The Azerbaijani government appears to have taken yet another step to quash online opposition media in the country, who have responded by using a technique borrowed from Chinese dissidents in their escalating cyberwar with the authorities.
The internet freedom organization VirtualRoad reported on April 10 that it had found evidence a “dedicated appliance” aimed at “interfer[ing] actively with web traffic” in the infrastructure of Azerbaijan’s de facto internet service provider monopoly. The device is being used to block three major opposition news sites: Meydan TV, Azadliq Qezeti, and Azadliq Radiosu, using a sorting technique called deep packet inspection.
The affected outlets haven’t given up, and on April 9 Azadliq Qezeti circumvented the blockage by cheekily hosting a mirror version of their website on Amazon Web Services (AWS), a tactic favored by Chinese activists in recent years.
By backing up their site on AWS, Azadliq Qezeti have forced the government’s hand, as Azerbaijan would now have to block all of AWS to block domestic access to Azadliq Qezeti. The potential consequences of this has so far stymied even those behind China’s famed Great Firewall, as it would mean everyone – including major corporations – using Amazon’s popular cloud computing system for apps, databases, management tools, and other services would lose access as well.
China, fearing the cost to its economy, has refrained from blocking AWS, and outward signs show that it has not succeeded in getting Amazon to remove “undesirable” pages. It had more success with Apple, which agreed to remove an anti-censorship app from its App Store. If China, the world’s second largest economy and a key source of revenue for Amazon, cannot convince the American internet giant to play by its rules, then it is hard to see how Azerbaijan might expect to.
VirtualRoad, which has been closely following the Azerbaijani government’s technical attacks against dissident voices, identified the source of the new attacks as Delta Telecom, which has been previously identified as the tool through which the Azerbaijani state monitors and censors the internet. It was called “an informal mechanism for shutting down select internet sites” in a 2008 State Department cable obtained by Wikileaks. The device started operating on March 27, VirtualRoad found.
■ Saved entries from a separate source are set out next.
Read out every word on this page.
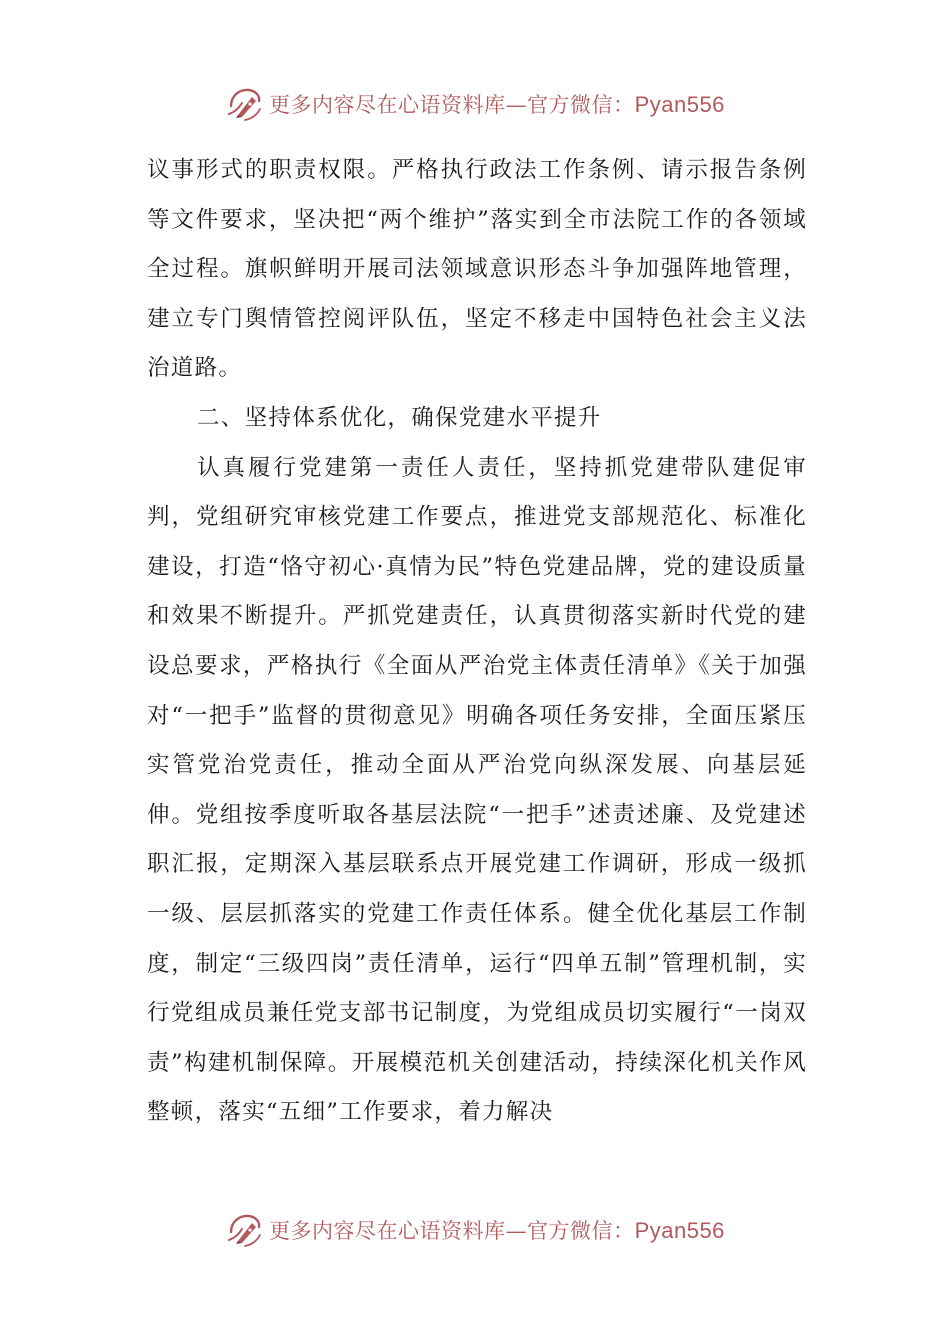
更多内容尽在心语资料库—官方微信：Pyan556

议事形式的职责权限。严格执行政法工作条例、请示报告条例等文件要求，坚决把“两个维护”落实到全市法院工作的各领域全过程。旗帜鲜明开展司法领域意识形态斗争加强阵地管理，建立专门舆情管控阅评队伍，坚定不移走中国特色社会主义法治道路。

二、坚持体系优化，确保党建水平提升

认真履行党建第一责任人责任，坚持抓党建带队建促审判，党组研究审核党建工作要点，推进党支部规范化、标准化建设，打造“恪守初心·真情为民”特色党建品牌，党的建设质量和效果不断提升。严抓党建责任，认真贯彻落实新时代党的建设总要求，严格执行《全面从严治党主体责任清单》《关于加强对“一把手”监督的贯彻意见》明确各项任务安排，全面压紧压实管党治党责任，推动全面从严治党向纵深发展、向基层延伸。党组按季度听取各基层法院“一把手”述责述廉、及党建述职汇报，定期深入基层联系点开展党建工作调研，形成一级抓一级、层层抓落实的党建工作责任体系。健全优化基层工作制度，制定“三级四岗”责任清单，运行“四单五制”管理机制，实行党组成员兼任党支部书记制度，为党组成员切实履行“一岗双责”构建机制保障。开展模范机关创建活动，持续深化机关作风整顿，落实“五细”工作要求，着力解决

更多内容尽在心语资料库—官方微信：Pyan556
Deep packet inspection (DPI) is commonly used by governments to monitor internet traffic, and less frequently, as an effective tool of censorship, although the thoroughness of DPI means the plausible deniability that Azerbaijan has depended on for years is no longer available. The practice has been used for years by Iran, Russia, and the United States, but by funneling the bulk of its internet traffic through one network, Azerbaijan has made it comparatively cheaper and easier to monitor and censor domestic internet use. Although deep packet inspection can be used to monitor and block any website using certain key words – for example “Azerbaijan+PACE+Bribery” or “Anar+Mammadov+bear+kebab” – there are no confirmed reports of the state using this aspect of the technology to date. For now, Baku appears to just be blocking the three specific sites.
The speed with which Azerbaijan has grown its internet censorship capabilities in the past year is surprising, although the cat-and-mouse game it has played with VirtualRoad in that time surely plays a role. It is unlikely that Baku has the budget, technical capacity, or the will to outpace internet censorship pioneers like China, and will most likely have to live with the idea that it will not be able to fully block access its more determined internet media outlets without paying a real economic cost.
Editor’s note: Mike Runey is a Programme Officer for Eurasia at Civil Rights Defenders. He writes here in his personal capacity and the views expressed here are his own.